L’industrie du plastique s’impose désormais comme un levier de la transformation industrielle en Algérie. Lors d’un atelier stratégique co-organisé lundi, par l’Agence algérienne de promotion de l’investissement (AAPI) et le Conseil du renouveau économique algérien (CREA), de nouveaux chiffres clés ont été révélés. Ce secteur dynamique attire massivement les capitaux nationaux et étrangers pour soutenir la croissance hors hydrocarbures.
Un investissement colossal de 138 milliards de dinars
Omar Rekkache, Directeur général de l’AAPI, a présenté un bilan exhaustif de la filière. Entre février 2022 et février 2026, l’agence a enregistré précisément 675 projets d’investissement dans le domaine du plastique. La valeur globale déclarée de ces opérations dépasse les 138,7 milliards de dinars, témoignant d’une solidité financière croissante.
La structure de ces investissements montre une volonté de renforcer le tissu industriel sur plusieurs fronts. Le bilan comptabilise ainsi 383 nouveaux projets de création d’unités de production et 292 projets d’extension de capacités déjà existantes. Par ailleurs, l’ouverture internationale se concrétise par 6 investissements directs étrangers (IDE) ainsi que 18 projets menés en partenariat avec des opérateurs locaux. Grâce à cette dynamique, le secteur prévoit la création de 15 150 emplois directs, renforçant l’impact social de la transformation du plastique.
L’évolution annuelle des enregistrements confirme l’accélération fulgurante du secteur. En 2023, l’agence recensait 169 projets, contre 206 en 2024 et 239 en 2025. Cette progression constante reflète l’intérêt croissant des investisseurs. Par ailleurs, la phase de concrétisation avance à un rythme soutenu sur le terrain. Actuellement, 51 projets sont déjà entrés en phase d’exploitation réelle. De plus, 242 autres dossiers ont atteint un stade de réalisation avancé, ce qui garantit une mise en service prochaine. Cette transition rapide démontre que la filière dépasse le simple stade des intentions pour entrer dans une phase de production effective.

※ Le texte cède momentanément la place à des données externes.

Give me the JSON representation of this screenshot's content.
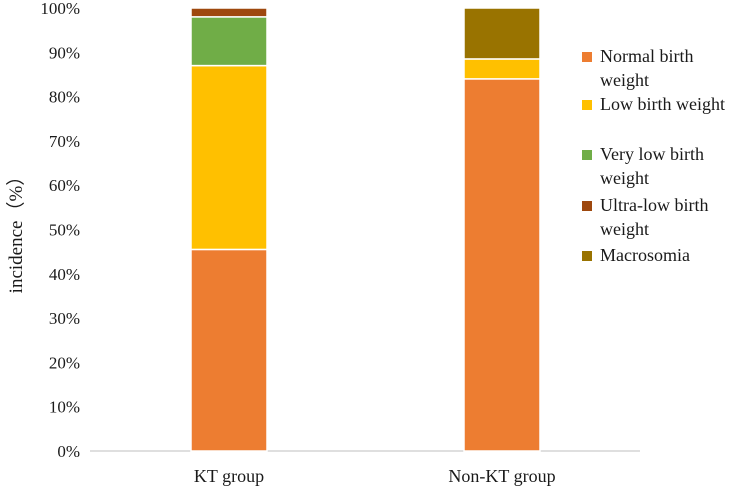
{
  "chart_data": {
    "type": "bar",
    "stacked": true,
    "ylabel": "incidence（%）",
    "ylim": [
      0,
      100
    ],
    "yticks": [
      0,
      10,
      20,
      30,
      40,
      50,
      60,
      70,
      80,
      90,
      100
    ],
    "ytick_labels": [
      "0%",
      "10%",
      "20%",
      "30%",
      "40%",
      "50%",
      "60%",
      "70%",
      "80%",
      "90%",
      "100%"
    ],
    "categories": [
      "KT group",
      "Non-KT group"
    ],
    "legend_position": "right",
    "series": [
      {
        "name": "Normal birth weight",
        "color": "#ED7D31",
        "values": [
          45.5,
          84.0
        ]
      },
      {
        "name": "Low birth weight",
        "color": "#FFC000",
        "values": [
          41.5,
          4.5
        ]
      },
      {
        "name": "Very low birth weight",
        "color": "#70AD47",
        "values": [
          11.0,
          0.0
        ]
      },
      {
        "name": "Ultra-low birth weight",
        "color": "#9E480E",
        "values": [
          2.0,
          0.0
        ]
      },
      {
        "name": "Macrosomia",
        "color": "#997300",
        "values": [
          0.0,
          11.5
        ]
      }
    ]
  }
}
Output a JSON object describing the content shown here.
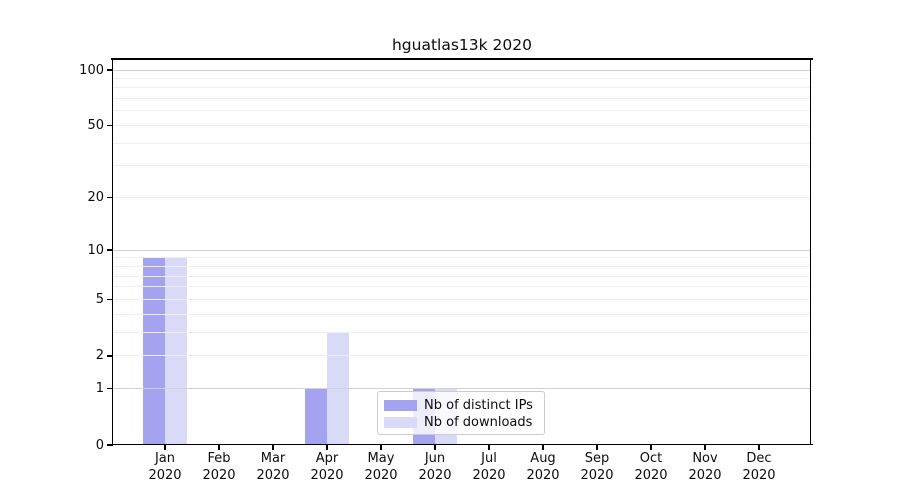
{
  "chart_data": {
    "type": "bar",
    "title": "hguatlas13k 2020",
    "categories": [
      "Jan 2020",
      "Feb 2020",
      "Mar 2020",
      "Apr 2020",
      "May 2020",
      "Jun 2020",
      "Jul 2020",
      "Aug 2020",
      "Sep 2020",
      "Oct 2020",
      "Nov 2020",
      "Dec 2020"
    ],
    "category_lines": [
      [
        "Jan",
        "2020"
      ],
      [
        "Feb",
        "2020"
      ],
      [
        "Mar",
        "2020"
      ],
      [
        "Apr",
        "2020"
      ],
      [
        "May",
        "2020"
      ],
      [
        "Jun",
        "2020"
      ],
      [
        "Jul",
        "2020"
      ],
      [
        "Aug",
        "2020"
      ],
      [
        "Sep",
        "2020"
      ],
      [
        "Oct",
        "2020"
      ],
      [
        "Nov",
        "2020"
      ],
      [
        "Dec",
        "2020"
      ]
    ],
    "series": [
      {
        "name": "Nb of distinct IPs",
        "color": "#a3a3f0",
        "values": [
          9,
          0,
          0,
          1,
          0,
          1,
          0,
          0,
          0,
          0,
          0,
          0
        ]
      },
      {
        "name": "Nb of downloads",
        "color": "#d9d9f8",
        "values": [
          9,
          0,
          0,
          3,
          0,
          1,
          0,
          0,
          0,
          0,
          0,
          0
        ]
      }
    ],
    "xlabel": "",
    "ylabel": "",
    "yscale": "log1p",
    "ylim": [
      0,
      100
    ],
    "yticks": [
      100,
      50,
      20,
      10,
      5,
      2,
      1,
      0
    ],
    "grid": "both",
    "legend_position": "lower center-right inside plot"
  },
  "colors": {
    "grid_major": "#d2d2d2",
    "grid_minor": "#eeeeee",
    "axis": "#000000",
    "legend_border": "#cccccc",
    "background": "#ffffff"
  }
}
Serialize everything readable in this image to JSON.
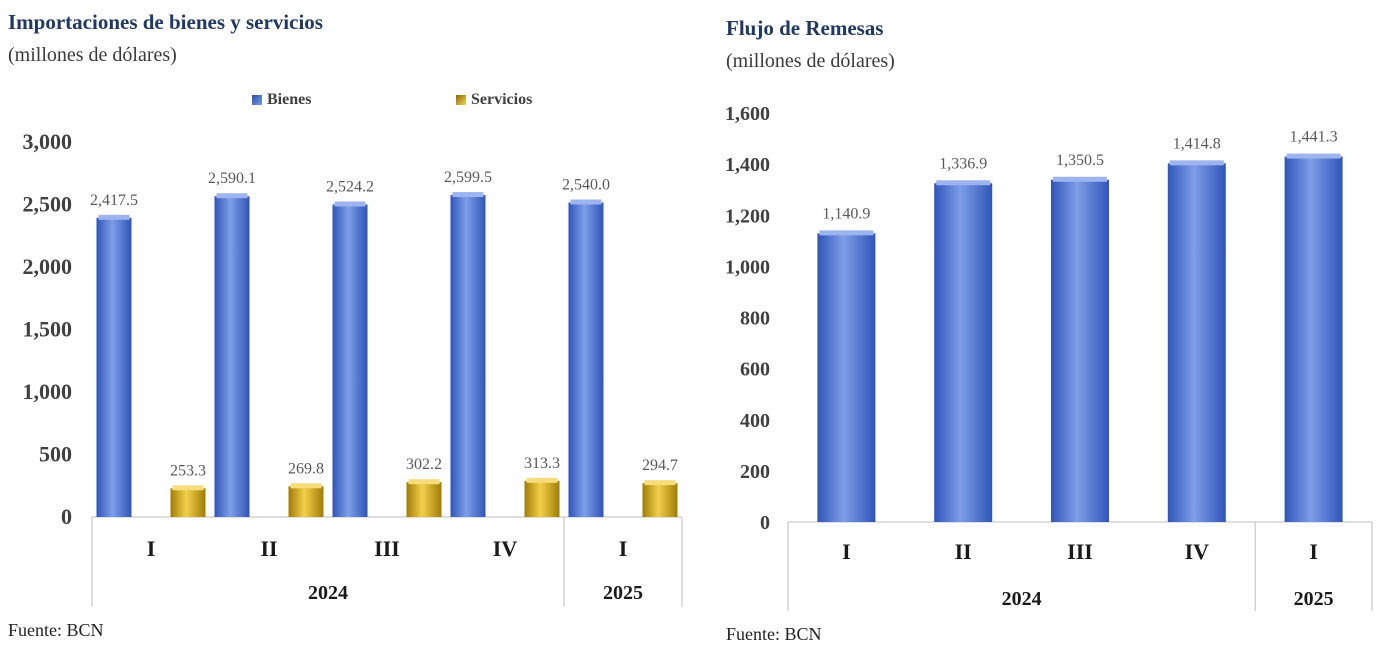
{
  "charts": {
    "imports": {
      "title": "Importaciones de bienes y servicios",
      "subtitle": "(millones de dólares)",
      "source": "Fuente: BCN"
    },
    "remittances": {
      "title": "Flujo de Remesas",
      "subtitle": "(millones de dólares)",
      "source": "Fuente: BCN"
    }
  },
  "colors": {
    "bienes": "#4a6fd0",
    "servicios": "#d4a60c",
    "axis_text": "#404040",
    "label_text": "#595959",
    "grid_line": "#bfbfbf"
  },
  "chart_data": [
    {
      "type": "bar",
      "title": "Importaciones de bienes y servicios",
      "subtitle": "(millones de dólares)",
      "categories": [
        "I",
        "II",
        "III",
        "IV",
        "I"
      ],
      "groups": [
        {
          "label": "2024",
          "span": 4
        },
        {
          "label": "2025",
          "span": 1
        }
      ],
      "series": [
        {
          "name": "Bienes",
          "values": [
            2417.5,
            2590.1,
            2524.2,
            2599.5,
            2540.0
          ],
          "labels": [
            "2,417.5",
            "2,590.1",
            "2,524.2",
            "2,599.5",
            "2,540.0"
          ]
        },
        {
          "name": "Servicios",
          "values": [
            253.3,
            269.8,
            302.2,
            313.3,
            294.7
          ],
          "labels": [
            "253.3",
            "269.8",
            "302.2",
            "313.3",
            "294.7"
          ]
        }
      ],
      "yticks": [
        "0",
        "500",
        "1,000",
        "1,500",
        "2,000",
        "2,500",
        "3,000"
      ],
      "ylim": [
        0,
        3000
      ],
      "legend": "top",
      "grid": false
    },
    {
      "type": "bar",
      "title": "Flujo de Remesas",
      "subtitle": "(millones de dólares)",
      "categories": [
        "I",
        "II",
        "III",
        "IV",
        "I"
      ],
      "groups": [
        {
          "label": "2024",
          "span": 4
        },
        {
          "label": "2025",
          "span": 1
        }
      ],
      "series": [
        {
          "values": [
            1140.9,
            1336.9,
            1350.5,
            1414.8,
            1441.3
          ],
          "labels": [
            "1,140.9",
            "1,336.9",
            "1,350.5",
            "1,414.8",
            "1,441.3"
          ]
        }
      ],
      "yticks": [
        "0",
        "200",
        "400",
        "600",
        "800",
        "1,000",
        "1,200",
        "1,400",
        "1,600"
      ],
      "ylim": [
        0,
        1600
      ],
      "grid": false
    }
  ]
}
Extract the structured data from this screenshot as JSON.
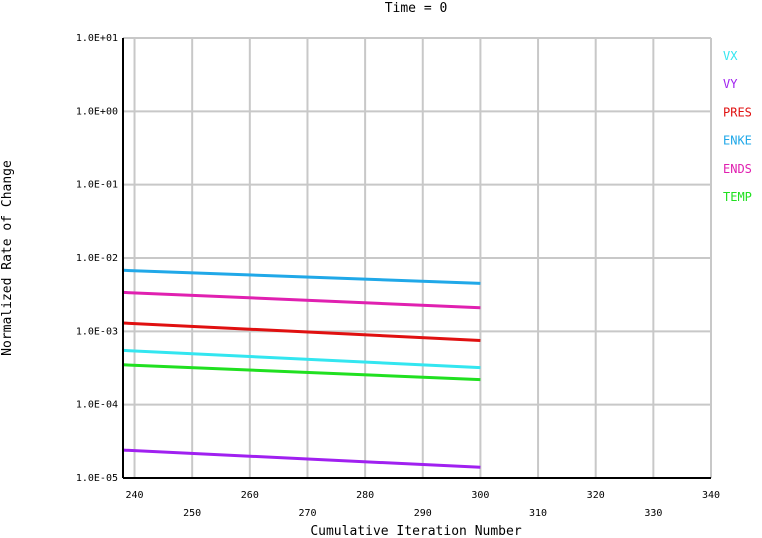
{
  "chart_data": {
    "type": "line",
    "title": "Time = 0",
    "xlabel": "Cumulative Iteration Number",
    "ylabel": "Normalized Rate of Change",
    "xlim": [
      238,
      340
    ],
    "ylim": [
      1e-05,
      10
    ],
    "y_scale": "log",
    "grid": true,
    "legend_position": "right",
    "x_ticks": [
      {
        "value": 240,
        "label": "240",
        "row": "upper"
      },
      {
        "value": 250,
        "label": "250",
        "row": "lower"
      },
      {
        "value": 260,
        "label": "260",
        "row": "upper"
      },
      {
        "value": 270,
        "label": "270",
        "row": "lower"
      },
      {
        "value": 280,
        "label": "280",
        "row": "upper"
      },
      {
        "value": 290,
        "label": "290",
        "row": "lower"
      },
      {
        "value": 300,
        "label": "300",
        "row": "upper"
      },
      {
        "value": 310,
        "label": "310",
        "row": "lower"
      },
      {
        "value": 320,
        "label": "320",
        "row": "upper"
      },
      {
        "value": 330,
        "label": "330",
        "row": "lower"
      },
      {
        "value": 340,
        "label": "340",
        "row": "upper"
      }
    ],
    "y_ticks": [
      {
        "value": 10,
        "label": "1.0E+01"
      },
      {
        "value": 1,
        "label": "1.0E+00"
      },
      {
        "value": 0.1,
        "label": "1.0E-01"
      },
      {
        "value": 0.01,
        "label": "1.0E-02"
      },
      {
        "value": 0.001,
        "label": "1.0E-03"
      },
      {
        "value": 0.0001,
        "label": "1.0E-04"
      },
      {
        "value": 1e-05,
        "label": "1.0E-05"
      }
    ],
    "series": [
      {
        "name": "VX",
        "color": "#33e6f0",
        "x": [
          238,
          300
        ],
        "values": [
          0.00055,
          0.00032
        ]
      },
      {
        "name": "VY",
        "color": "#a020f0",
        "x": [
          238,
          300
        ],
        "values": [
          2.4e-05,
          1.4e-05
        ]
      },
      {
        "name": "PRES",
        "color": "#e01010",
        "x": [
          238,
          300
        ],
        "values": [
          0.0013,
          0.00075
        ]
      },
      {
        "name": "ENKE",
        "color": "#20a8e8",
        "x": [
          238,
          300
        ],
        "values": [
          0.0068,
          0.0045
        ]
      },
      {
        "name": "ENDS",
        "color": "#e020b0",
        "x": [
          238,
          300
        ],
        "values": [
          0.0034,
          0.0021
        ]
      },
      {
        "name": "TEMP",
        "color": "#20e020",
        "x": [
          238,
          300
        ],
        "values": [
          0.00035,
          0.00022
        ]
      }
    ]
  }
}
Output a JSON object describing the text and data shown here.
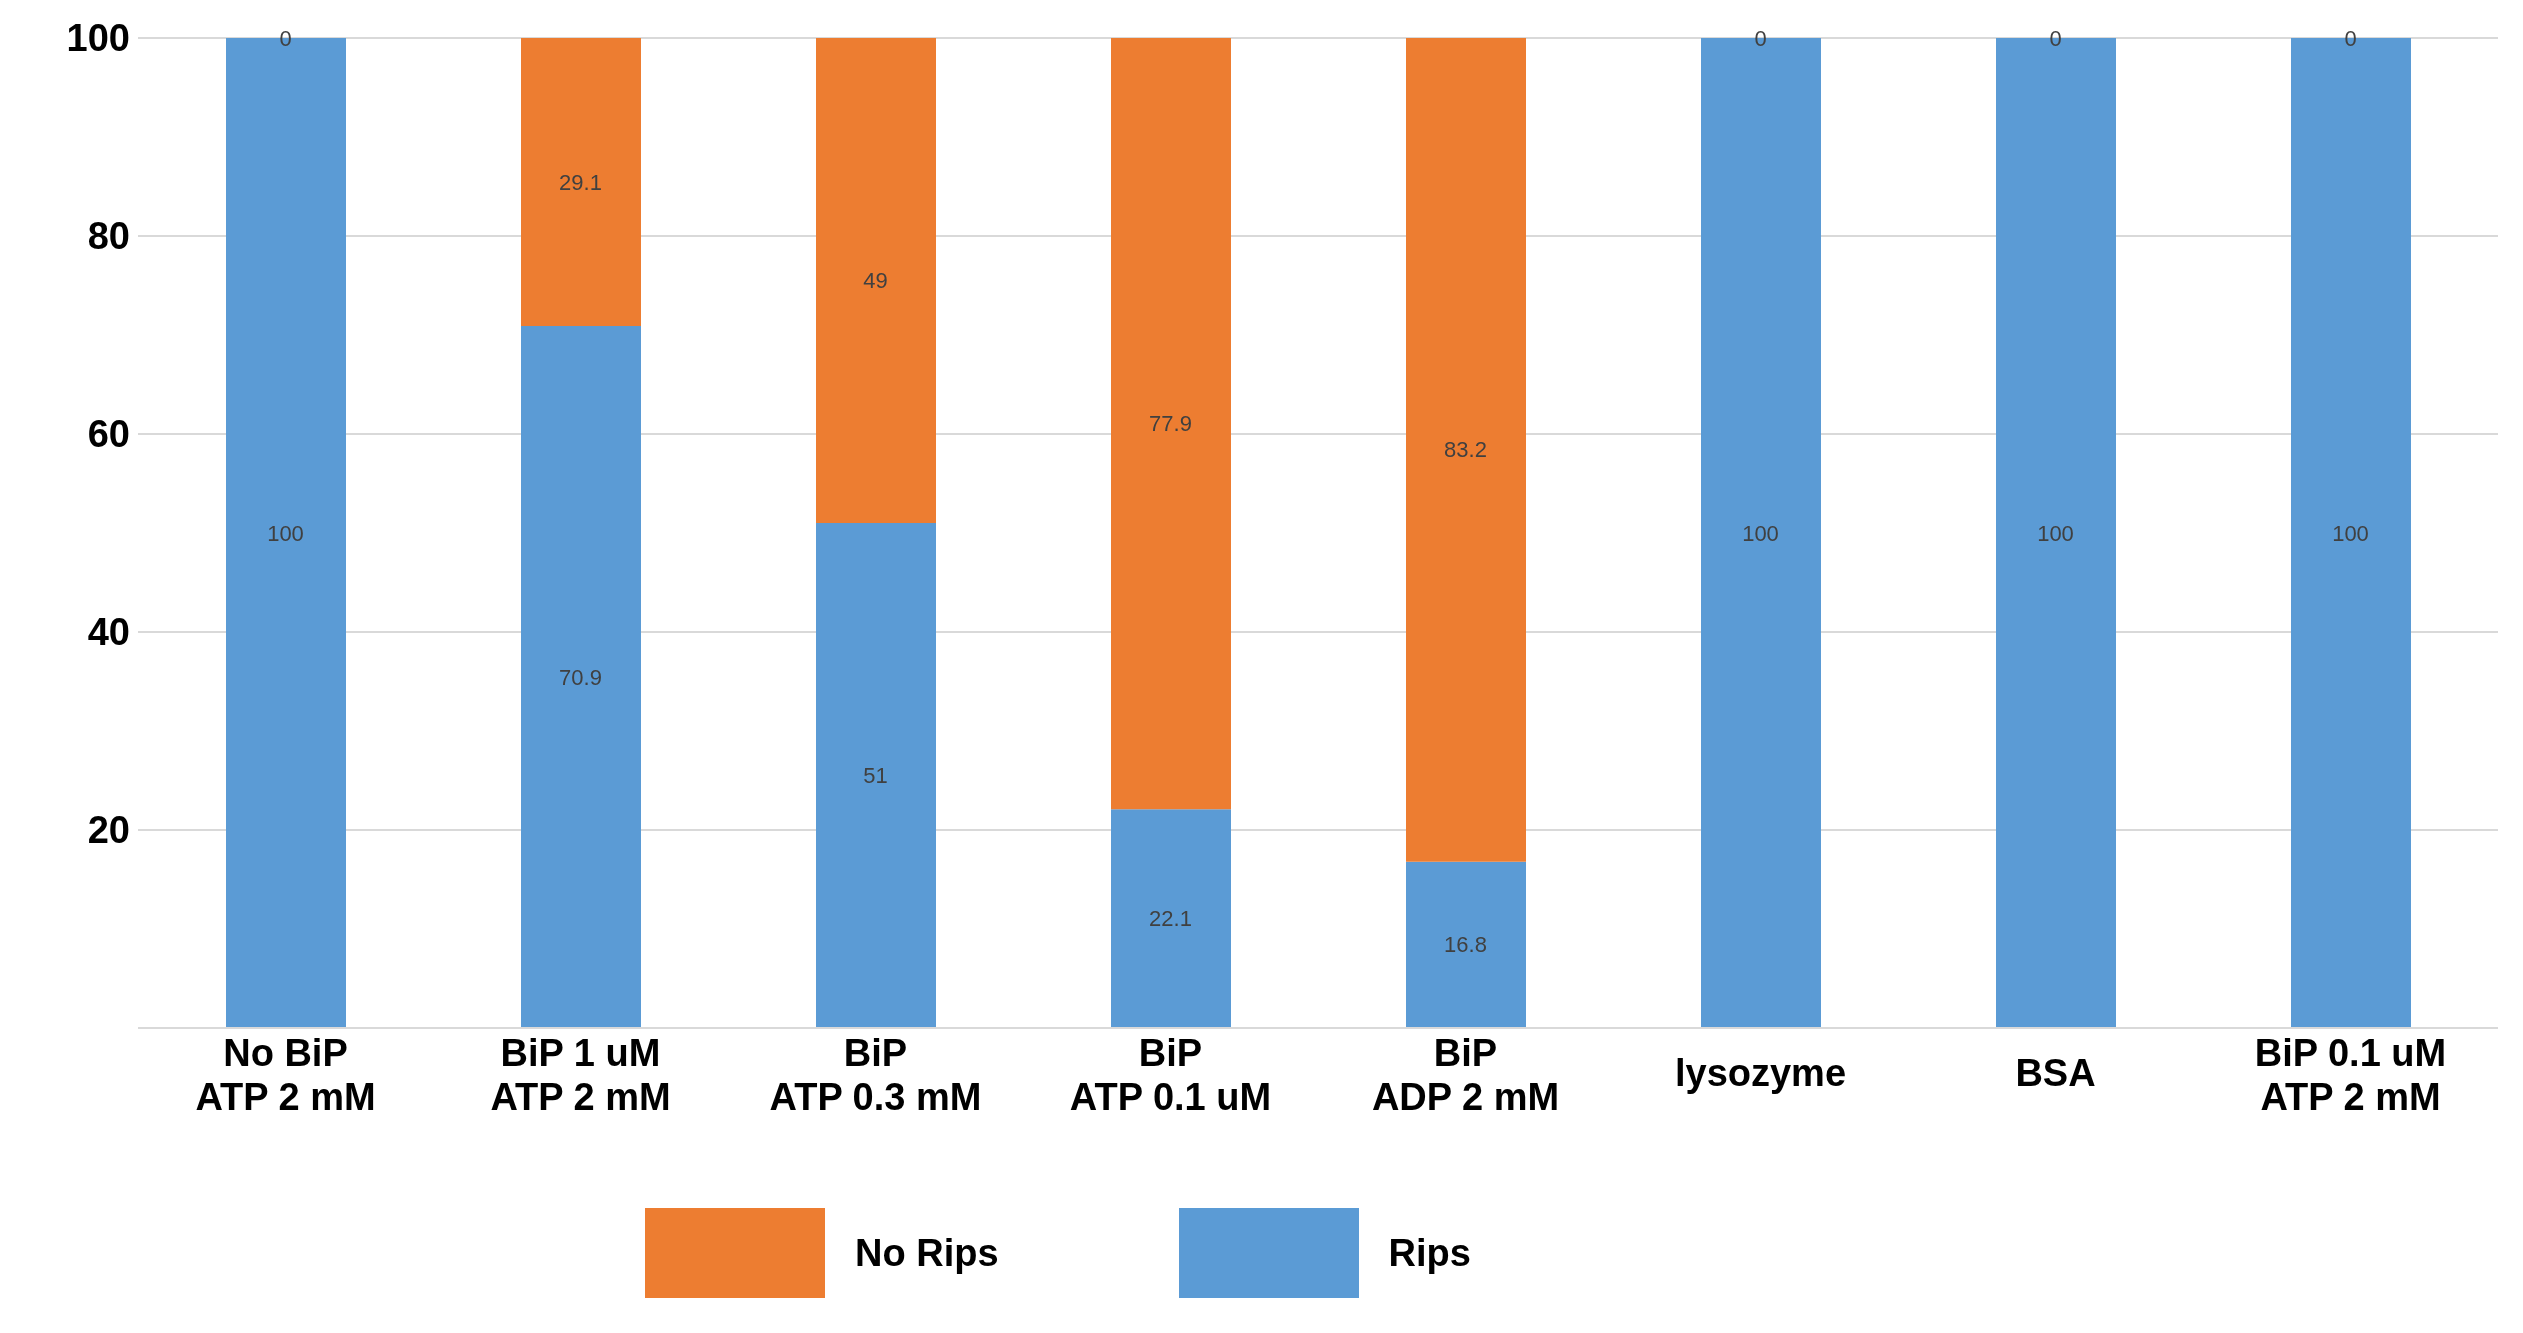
{
  "chart_data": {
    "type": "bar",
    "stacked": true,
    "categories": [
      "No BiP\nATP 2 mM",
      "BiP 1 uM\nATP 2 mM",
      "BiP\nATP 0.3 mM",
      "BiP\nATP 0.1 uM",
      "BiP\nADP 2 mM",
      "lysozyme",
      "BSA",
      "BiP 0.1 uM\nATP 2 mM"
    ],
    "series": [
      {
        "name": "Rips",
        "color": "#5b9bd5",
        "values": [
          100,
          70.9,
          51,
          22.1,
          16.8,
          100,
          100,
          100
        ]
      },
      {
        "name": "No Rips",
        "color": "#ed7d31",
        "values": [
          0,
          29.1,
          49,
          77.9,
          83.2,
          0,
          0,
          0
        ]
      }
    ],
    "ylim": [
      0,
      100
    ],
    "yticks": [
      {
        "value": 0,
        "label": null
      },
      20,
      40,
      60,
      80,
      100
    ],
    "grid": "y",
    "legend": "bottom",
    "data_labels": true
  }
}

Réduire la facture d’importation du plastique
L’enjeu principal de cette stratégie demeure la souveraineté économique nationale. En 2025, la facture d’importation des matières premières et des produits en plastique a atteint 2,98 milliards de dollars, contre 2,79 milliards l’année précédente. Face à ce constat, M. Rekkache insiste sur l’urgence de substituer la production locale aux importations massives.
L’objectif consiste à augmenter le taux d’intégration nationale pour stabiliser la balance commerciale. Pour sa part, Kamel Moula, président du CREA, soutient que le plastique constitue une base structurelle pour de nombreux secteurs vitaux. Selon lui, les entreprises algériennes possèdent désormais l’expertise technique nécessaire pour couvrir les besoins locaux et viser les marchés internationaux.